SAP HANA – Scale Out Performance Test Results – Early Findings

Customer Performance Requirements

I was recently asked by a customer to recommend a solution that could solve the problem of performing analytics on data getting generated at ATMs and POS machines. The problem in essence was that while the data was getting generated there was no way to query it on the fly. Traditional databases like Oracle, DB2, SQL Server and others were not able to solve this problem with their current product set since these databases were not built with the purpose of analyzing large amounts of data online. The traditional databases also required constant tuning, indexing and materializing the data before you could run any sort of business intelligence query on it.
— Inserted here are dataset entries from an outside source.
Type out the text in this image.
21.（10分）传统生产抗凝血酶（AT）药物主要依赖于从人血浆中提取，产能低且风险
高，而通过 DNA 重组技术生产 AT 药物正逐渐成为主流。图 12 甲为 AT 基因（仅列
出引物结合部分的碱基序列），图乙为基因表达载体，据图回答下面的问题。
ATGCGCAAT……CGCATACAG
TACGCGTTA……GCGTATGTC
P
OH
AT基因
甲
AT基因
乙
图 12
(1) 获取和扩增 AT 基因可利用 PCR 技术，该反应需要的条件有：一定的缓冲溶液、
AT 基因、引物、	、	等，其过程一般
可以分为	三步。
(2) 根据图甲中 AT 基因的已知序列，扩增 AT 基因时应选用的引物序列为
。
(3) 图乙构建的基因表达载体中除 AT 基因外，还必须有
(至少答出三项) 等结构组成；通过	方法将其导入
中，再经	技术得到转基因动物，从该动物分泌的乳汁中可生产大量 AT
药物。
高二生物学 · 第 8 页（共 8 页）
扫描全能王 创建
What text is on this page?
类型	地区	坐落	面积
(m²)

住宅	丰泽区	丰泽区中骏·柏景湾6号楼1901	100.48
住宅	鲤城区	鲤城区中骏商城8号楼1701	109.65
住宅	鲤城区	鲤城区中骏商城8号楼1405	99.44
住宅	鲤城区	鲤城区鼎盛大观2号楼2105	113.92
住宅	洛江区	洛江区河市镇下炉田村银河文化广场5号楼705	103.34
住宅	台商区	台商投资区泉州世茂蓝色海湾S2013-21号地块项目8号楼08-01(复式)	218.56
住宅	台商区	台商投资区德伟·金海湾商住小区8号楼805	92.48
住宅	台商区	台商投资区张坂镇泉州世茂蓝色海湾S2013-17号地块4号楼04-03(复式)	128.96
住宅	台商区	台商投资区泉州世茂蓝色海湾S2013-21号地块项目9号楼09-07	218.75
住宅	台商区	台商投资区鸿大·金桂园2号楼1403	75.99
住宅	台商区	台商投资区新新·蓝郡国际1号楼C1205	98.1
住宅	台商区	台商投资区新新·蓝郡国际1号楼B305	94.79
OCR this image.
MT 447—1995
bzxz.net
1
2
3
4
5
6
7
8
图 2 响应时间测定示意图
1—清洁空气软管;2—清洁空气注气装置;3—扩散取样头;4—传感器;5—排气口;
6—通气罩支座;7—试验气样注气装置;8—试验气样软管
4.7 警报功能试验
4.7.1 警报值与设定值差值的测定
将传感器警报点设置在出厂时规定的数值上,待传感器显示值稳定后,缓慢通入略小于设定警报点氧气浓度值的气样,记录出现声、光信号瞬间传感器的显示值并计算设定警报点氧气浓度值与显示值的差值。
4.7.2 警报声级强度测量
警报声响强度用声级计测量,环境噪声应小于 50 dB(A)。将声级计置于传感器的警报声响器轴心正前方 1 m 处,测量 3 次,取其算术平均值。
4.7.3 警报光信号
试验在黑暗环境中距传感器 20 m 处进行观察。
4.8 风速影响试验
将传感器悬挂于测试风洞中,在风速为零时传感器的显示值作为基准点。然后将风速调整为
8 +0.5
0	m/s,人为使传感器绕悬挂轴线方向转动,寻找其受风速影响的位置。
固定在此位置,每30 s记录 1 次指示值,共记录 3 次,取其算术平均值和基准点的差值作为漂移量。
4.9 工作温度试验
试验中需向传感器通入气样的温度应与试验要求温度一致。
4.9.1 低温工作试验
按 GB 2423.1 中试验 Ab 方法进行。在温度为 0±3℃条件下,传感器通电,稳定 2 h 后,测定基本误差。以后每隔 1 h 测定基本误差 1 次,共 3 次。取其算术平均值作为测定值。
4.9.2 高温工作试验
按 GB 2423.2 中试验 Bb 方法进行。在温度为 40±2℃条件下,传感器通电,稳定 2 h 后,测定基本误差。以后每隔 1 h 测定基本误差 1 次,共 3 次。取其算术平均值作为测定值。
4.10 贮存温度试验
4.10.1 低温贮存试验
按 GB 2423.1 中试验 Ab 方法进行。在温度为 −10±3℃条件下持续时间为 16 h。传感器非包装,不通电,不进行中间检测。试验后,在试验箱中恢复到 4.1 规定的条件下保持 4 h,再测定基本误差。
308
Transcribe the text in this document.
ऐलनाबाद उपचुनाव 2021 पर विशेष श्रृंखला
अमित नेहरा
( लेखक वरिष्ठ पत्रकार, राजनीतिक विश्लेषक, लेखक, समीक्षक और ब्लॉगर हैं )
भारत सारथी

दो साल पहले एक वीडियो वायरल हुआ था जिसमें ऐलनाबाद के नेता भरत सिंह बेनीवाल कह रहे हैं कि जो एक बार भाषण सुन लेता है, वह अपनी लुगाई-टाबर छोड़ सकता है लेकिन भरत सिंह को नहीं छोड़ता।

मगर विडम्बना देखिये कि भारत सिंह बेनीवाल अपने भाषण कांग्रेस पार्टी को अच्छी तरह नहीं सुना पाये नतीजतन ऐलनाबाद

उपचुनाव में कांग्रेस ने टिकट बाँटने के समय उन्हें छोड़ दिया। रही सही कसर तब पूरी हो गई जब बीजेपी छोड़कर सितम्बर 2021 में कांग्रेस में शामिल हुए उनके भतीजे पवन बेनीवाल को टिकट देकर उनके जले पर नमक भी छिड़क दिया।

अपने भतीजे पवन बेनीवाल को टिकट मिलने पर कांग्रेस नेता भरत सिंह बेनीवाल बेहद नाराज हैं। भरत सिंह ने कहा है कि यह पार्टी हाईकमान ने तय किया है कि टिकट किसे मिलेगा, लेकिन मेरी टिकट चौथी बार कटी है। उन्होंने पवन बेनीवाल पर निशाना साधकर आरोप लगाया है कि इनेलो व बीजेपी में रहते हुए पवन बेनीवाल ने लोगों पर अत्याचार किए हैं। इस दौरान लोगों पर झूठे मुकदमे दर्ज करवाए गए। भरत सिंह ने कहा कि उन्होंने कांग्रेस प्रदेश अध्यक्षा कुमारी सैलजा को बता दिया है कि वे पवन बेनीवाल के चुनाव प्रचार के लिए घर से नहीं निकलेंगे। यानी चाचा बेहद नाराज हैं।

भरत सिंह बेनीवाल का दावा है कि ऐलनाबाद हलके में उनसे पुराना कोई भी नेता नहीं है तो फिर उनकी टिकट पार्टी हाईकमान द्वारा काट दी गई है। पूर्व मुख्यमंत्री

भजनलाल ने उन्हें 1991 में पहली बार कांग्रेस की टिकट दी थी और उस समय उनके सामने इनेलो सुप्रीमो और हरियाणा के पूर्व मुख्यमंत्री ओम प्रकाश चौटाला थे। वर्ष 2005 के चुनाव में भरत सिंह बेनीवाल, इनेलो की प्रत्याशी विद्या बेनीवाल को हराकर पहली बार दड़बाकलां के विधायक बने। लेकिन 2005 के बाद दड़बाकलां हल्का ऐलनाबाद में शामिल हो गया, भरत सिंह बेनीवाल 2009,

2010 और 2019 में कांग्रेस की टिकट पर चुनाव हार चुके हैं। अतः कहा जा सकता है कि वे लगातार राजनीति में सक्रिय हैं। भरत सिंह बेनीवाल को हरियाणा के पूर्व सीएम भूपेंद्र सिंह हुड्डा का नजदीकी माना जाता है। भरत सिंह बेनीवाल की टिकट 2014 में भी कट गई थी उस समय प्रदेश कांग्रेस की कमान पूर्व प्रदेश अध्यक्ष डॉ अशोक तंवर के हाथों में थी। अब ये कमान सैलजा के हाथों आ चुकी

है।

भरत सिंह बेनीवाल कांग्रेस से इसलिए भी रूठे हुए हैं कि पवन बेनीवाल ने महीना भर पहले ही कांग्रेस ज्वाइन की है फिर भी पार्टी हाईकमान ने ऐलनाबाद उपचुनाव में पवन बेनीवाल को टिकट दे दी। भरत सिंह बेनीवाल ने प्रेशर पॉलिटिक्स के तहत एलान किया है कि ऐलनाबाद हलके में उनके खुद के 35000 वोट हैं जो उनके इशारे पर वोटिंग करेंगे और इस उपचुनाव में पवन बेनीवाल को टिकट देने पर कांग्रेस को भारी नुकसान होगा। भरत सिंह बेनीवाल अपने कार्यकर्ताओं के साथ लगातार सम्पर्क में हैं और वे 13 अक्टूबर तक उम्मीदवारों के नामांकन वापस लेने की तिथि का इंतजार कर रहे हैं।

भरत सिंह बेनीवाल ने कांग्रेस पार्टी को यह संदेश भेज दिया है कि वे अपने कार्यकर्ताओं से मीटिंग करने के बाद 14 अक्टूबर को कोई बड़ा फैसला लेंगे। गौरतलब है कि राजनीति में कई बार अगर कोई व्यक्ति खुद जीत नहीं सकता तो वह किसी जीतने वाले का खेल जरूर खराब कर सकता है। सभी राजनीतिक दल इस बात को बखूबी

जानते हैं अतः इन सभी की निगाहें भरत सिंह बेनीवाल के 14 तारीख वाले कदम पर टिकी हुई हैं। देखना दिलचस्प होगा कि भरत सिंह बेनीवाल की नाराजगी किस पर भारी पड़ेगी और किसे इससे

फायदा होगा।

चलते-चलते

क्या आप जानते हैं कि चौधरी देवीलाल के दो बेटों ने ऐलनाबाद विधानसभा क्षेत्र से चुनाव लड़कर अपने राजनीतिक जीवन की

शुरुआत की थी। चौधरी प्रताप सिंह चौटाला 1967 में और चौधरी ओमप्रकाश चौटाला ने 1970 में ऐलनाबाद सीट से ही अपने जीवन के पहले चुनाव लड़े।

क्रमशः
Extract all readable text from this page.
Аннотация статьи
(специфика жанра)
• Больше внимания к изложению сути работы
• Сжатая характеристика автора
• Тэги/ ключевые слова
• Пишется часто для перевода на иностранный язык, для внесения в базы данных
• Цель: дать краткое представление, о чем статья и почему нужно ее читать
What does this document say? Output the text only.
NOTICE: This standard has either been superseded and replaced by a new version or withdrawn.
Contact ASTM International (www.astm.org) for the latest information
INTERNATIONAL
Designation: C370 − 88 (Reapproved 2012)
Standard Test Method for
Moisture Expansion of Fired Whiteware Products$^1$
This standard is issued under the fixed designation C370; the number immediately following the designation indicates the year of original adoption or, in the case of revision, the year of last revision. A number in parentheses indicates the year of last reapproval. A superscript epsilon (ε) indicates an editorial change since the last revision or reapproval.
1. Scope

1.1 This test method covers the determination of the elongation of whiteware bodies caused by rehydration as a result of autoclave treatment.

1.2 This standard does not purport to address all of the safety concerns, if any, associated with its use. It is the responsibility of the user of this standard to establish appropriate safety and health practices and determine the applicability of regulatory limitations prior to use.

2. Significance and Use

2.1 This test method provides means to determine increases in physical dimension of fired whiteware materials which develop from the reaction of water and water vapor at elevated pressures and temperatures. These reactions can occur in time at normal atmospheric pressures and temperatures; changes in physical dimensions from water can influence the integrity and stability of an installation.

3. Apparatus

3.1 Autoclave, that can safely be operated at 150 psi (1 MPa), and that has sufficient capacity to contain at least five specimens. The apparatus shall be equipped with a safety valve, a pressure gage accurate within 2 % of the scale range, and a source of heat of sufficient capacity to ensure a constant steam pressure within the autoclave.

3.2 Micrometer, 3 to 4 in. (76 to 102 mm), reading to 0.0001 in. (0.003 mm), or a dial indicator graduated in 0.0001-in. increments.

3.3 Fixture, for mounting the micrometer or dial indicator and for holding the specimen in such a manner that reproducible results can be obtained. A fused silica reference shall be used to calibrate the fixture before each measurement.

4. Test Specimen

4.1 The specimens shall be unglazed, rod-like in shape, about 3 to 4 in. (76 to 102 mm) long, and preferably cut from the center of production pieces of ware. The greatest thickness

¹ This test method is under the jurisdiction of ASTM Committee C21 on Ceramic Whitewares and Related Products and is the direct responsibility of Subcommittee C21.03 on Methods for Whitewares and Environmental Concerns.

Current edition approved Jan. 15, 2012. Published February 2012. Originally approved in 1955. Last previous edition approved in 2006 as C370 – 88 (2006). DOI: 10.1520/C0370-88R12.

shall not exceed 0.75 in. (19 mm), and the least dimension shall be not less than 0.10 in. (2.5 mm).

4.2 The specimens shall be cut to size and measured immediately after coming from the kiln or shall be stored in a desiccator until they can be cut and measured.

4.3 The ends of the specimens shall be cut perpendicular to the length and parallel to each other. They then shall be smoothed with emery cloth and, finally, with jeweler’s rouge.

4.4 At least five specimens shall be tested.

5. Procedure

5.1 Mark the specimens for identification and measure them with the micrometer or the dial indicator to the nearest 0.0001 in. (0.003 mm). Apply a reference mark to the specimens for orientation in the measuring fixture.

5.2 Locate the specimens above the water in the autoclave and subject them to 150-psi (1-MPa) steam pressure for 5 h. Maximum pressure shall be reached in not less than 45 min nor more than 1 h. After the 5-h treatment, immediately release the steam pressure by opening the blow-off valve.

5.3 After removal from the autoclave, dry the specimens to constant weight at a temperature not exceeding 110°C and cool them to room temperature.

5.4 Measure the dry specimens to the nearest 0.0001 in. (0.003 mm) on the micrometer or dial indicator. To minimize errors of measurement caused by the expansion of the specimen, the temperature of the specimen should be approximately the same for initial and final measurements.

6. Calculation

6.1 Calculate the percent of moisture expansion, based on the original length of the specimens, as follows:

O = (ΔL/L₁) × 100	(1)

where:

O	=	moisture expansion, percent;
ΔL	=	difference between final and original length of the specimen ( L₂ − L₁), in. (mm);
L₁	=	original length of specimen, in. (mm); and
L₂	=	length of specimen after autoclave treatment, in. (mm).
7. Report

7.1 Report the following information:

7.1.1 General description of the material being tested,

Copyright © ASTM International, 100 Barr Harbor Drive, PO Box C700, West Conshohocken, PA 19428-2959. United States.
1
Essentially someone had to prepare the data and make it query ready and to say the least this costs a lot of time and money which this particular customer was trying to avoid.

Linear Scaling for Big Data in Real Time

In my opinion the only way to do this was using an in-memory database like SAP HANA which was built with the purpose of running analytics on live data. I did have some doubts about HANA’s scalability and requested SAP for guidance. They briefed me about a recent scale-out, testing of HANA where they simulated 100 TB of actual BW customer raw data over a SAP Certified configuration of a 16 node cluster with 4 IBM X5 CPUs each having 10 cores and 512 GB memory. The test data consisted of 100TB test database with one large fact table (85TB, 100 billion records) and several dimension tables. 20x data compression was observed, resulting in a 4TB HANA instance, distributed equally on the 16 nodes (238GB per node). Without indexing, materializing the data, or caching the query results, the queries ran between 300 to 500 milliseconds, which in my opinion close enough to real time. There were also ad-hoc analytic query scenarios where materialized views cannot be easily used, such as listing top 100 customers in a sliding time window, and year-to-year comparisons for a given month or quarter.

In my opinion these tests demonstrate that SAP HANA offers linear scalability with sustained performance at large data volumes. Very advanced compression methods were applied directly to the columnar database without degrading the query performance. Standard BW workload provides validation for not only SAP BW customers, but any data mart use cases. This is the first time I have encountered a solution offering BW the potential to access raw transactional ERP data in virtual real-time.

Data Management Architecture for Next-generation of Analytics

Readers of this blog may be also interested in knowing that new business intelligence optimized databases such as HANA have inherent architectural advantages over traditional databases. Old database architectures were optimized for transactional data storage on disk-based systems. These products focused more on transactional integrity during the age of single CPU machines connected through low-bandwidth distributed networks while optimizing the use of expensive memory. The computing environment has changed significantly over last decade. With multi-core architectures becoming available through commodity hardware, processing large volumes data in real-time over high-speed distributed networks is becoming a reality due to products such SAP HANA.

All in-memory Database Appliances are Not Created Equal

Apparently some solutions in the market like Oracle’s Exadata, also cache the data in Exalytic/TimesTen for in-memory acceleration. However, TimesTen is a row-based in memory database and not a columnar database like HANA which are faster for business intelligence applications. Oracle also uses these databases for in-memory cache, not like HANA which is the primary data persistence layer for BW or data mart. Therefore in my opinion, Oracle’s solution is more suited for faster transactional performance but creates data latency issues for real-time data required for analytics. From a cost and effort perspective it will also require significant amount of tuning and a large database maintenance effort when doing ad-hoc queries (sliding time-window or month2month comparison…etc) because you are trying to re-configure an architecture that is meant for transactional systems to deploy for analytics.

I hope this blog is useful and provides general guidelines to people interested in considering new database technologies like SAP HANA.